The Five Geek Social Fallacies? Do Any Apply To You?
No Digg auto-summary, so you get Gemini. Read it anyway. This is over 20 years old. Does it hold up today?
Michael Suileabhain-Wilson’s 2003 article, "Five Geek Social Fallacies," explores how certain well-intentioned social ideals in "geek" communities can inadvertently lead to dysfunctional group dynamics. The author argues that these fallacies often stem from a history of social exclusion and a desire to create a safe haven, but when taken to extremes, they protect toxic behavior and cause unnecessary drama.
The five fallacies are:
Ostracizers Are Evil: Because many geeks have been victims of exclusion, they view the act of "kicking someone out" as inherently immoral. This makes it nearly impossible for a group to remove someone who is genuinely obnoxious, predatory, or disruptive, as anyone who suggests doing so is labeled an "evil ostracizer."
Friends Accept Me As I Am: This is the belief that true friends should never criticize one another. In practice, this prevents healthy accountability. If someone points out a friend’s problematic behavior, the "carrier" of this fallacy views the criticism itself—rather than the behavior—as a betrayal of the friendship.
Friendship Before All: This fallacy posits that friendship is a binary state where a friend must always prioritize the needs of the group over everything else (work, family, or self-care). It creates a "friendship test" where any failure to drop everything for a friend is seen as a sign that the friendship is a lie.
Friendship Is Transitive: This is the assumption that if I am friends with Person A and Person B, then A and B must necessarily be friends with each other. It ignores the fact that people have different social needs and "mesh" differently, often leading to awkward forced social gatherings where incompatible people are pushed together.

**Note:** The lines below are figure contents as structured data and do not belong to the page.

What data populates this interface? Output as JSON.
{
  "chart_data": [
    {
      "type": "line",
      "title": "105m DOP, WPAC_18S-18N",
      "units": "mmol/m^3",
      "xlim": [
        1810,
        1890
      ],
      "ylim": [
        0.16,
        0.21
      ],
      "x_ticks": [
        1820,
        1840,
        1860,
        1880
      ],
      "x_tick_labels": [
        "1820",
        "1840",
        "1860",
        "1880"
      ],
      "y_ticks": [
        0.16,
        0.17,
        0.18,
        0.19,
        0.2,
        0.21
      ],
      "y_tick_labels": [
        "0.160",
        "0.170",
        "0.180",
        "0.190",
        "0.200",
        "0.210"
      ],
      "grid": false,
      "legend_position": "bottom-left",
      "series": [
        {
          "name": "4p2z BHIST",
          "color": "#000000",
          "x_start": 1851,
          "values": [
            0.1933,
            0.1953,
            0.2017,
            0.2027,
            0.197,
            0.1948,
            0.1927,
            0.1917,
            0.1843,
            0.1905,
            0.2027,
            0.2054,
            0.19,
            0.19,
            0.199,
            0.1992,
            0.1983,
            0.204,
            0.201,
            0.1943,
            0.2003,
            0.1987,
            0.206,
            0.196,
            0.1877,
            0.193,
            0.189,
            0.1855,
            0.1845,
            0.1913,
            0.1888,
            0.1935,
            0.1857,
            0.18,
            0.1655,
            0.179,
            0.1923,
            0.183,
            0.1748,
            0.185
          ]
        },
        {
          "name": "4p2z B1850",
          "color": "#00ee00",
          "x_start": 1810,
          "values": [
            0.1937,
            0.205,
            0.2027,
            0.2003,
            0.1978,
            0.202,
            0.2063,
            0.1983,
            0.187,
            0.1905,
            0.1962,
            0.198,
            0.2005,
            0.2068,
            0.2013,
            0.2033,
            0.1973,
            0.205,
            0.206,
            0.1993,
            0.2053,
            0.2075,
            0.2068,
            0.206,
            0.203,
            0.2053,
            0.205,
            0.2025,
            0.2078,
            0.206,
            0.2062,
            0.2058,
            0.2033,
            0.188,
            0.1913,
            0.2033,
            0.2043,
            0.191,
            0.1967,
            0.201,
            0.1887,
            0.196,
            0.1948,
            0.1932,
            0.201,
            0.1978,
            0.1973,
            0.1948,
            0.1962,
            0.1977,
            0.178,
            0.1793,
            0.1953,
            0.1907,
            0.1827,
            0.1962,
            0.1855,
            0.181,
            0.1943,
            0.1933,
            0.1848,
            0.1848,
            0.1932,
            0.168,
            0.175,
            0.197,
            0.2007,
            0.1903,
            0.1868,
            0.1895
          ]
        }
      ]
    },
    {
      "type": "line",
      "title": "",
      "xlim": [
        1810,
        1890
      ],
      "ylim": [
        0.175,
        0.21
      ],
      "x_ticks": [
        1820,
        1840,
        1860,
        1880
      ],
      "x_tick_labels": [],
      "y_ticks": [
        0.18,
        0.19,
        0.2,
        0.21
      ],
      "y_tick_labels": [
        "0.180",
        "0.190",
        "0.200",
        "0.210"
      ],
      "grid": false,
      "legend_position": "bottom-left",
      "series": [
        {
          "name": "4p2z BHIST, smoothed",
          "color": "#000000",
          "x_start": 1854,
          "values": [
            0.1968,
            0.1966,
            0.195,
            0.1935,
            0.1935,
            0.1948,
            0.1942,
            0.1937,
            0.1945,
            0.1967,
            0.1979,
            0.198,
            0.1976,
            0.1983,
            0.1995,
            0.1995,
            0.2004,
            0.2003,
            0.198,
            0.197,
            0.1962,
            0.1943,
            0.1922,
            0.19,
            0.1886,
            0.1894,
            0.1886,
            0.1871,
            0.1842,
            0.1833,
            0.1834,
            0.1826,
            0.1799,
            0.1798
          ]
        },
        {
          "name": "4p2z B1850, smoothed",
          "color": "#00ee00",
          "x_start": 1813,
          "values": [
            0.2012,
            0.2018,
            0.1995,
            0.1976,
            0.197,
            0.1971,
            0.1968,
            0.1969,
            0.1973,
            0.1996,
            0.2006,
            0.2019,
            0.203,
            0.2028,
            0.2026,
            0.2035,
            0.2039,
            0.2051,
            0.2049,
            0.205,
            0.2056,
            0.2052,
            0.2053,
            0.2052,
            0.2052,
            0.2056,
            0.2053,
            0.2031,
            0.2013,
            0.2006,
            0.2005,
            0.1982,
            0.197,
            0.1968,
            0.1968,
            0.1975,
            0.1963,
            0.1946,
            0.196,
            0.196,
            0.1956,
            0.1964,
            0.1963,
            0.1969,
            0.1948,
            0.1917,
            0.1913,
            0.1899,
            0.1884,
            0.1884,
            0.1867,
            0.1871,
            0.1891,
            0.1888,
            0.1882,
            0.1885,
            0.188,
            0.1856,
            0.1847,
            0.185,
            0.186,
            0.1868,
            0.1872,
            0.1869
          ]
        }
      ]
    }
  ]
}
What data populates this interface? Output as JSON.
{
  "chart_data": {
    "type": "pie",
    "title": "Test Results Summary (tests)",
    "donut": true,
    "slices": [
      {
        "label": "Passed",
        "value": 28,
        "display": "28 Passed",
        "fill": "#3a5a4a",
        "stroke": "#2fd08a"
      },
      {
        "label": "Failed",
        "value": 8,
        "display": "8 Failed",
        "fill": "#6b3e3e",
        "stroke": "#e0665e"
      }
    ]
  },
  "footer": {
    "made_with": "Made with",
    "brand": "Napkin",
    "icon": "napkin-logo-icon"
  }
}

Friends Do Everything Together: The belief that every member of a social circle must be invited to every single activity. This makes it impossible to have smaller, specialized gatherings (like a specific game or a private dinner) without others feeling excluded or "betrayed," leading to logistical nightmares and "stealth" social events planned in secret.
The author concludes that while these ideas start from a place of kindness and inclusivity, they often result in "social debt" and conflict-aversion, allowing a few problematic individuals to hold entire social groups hostage.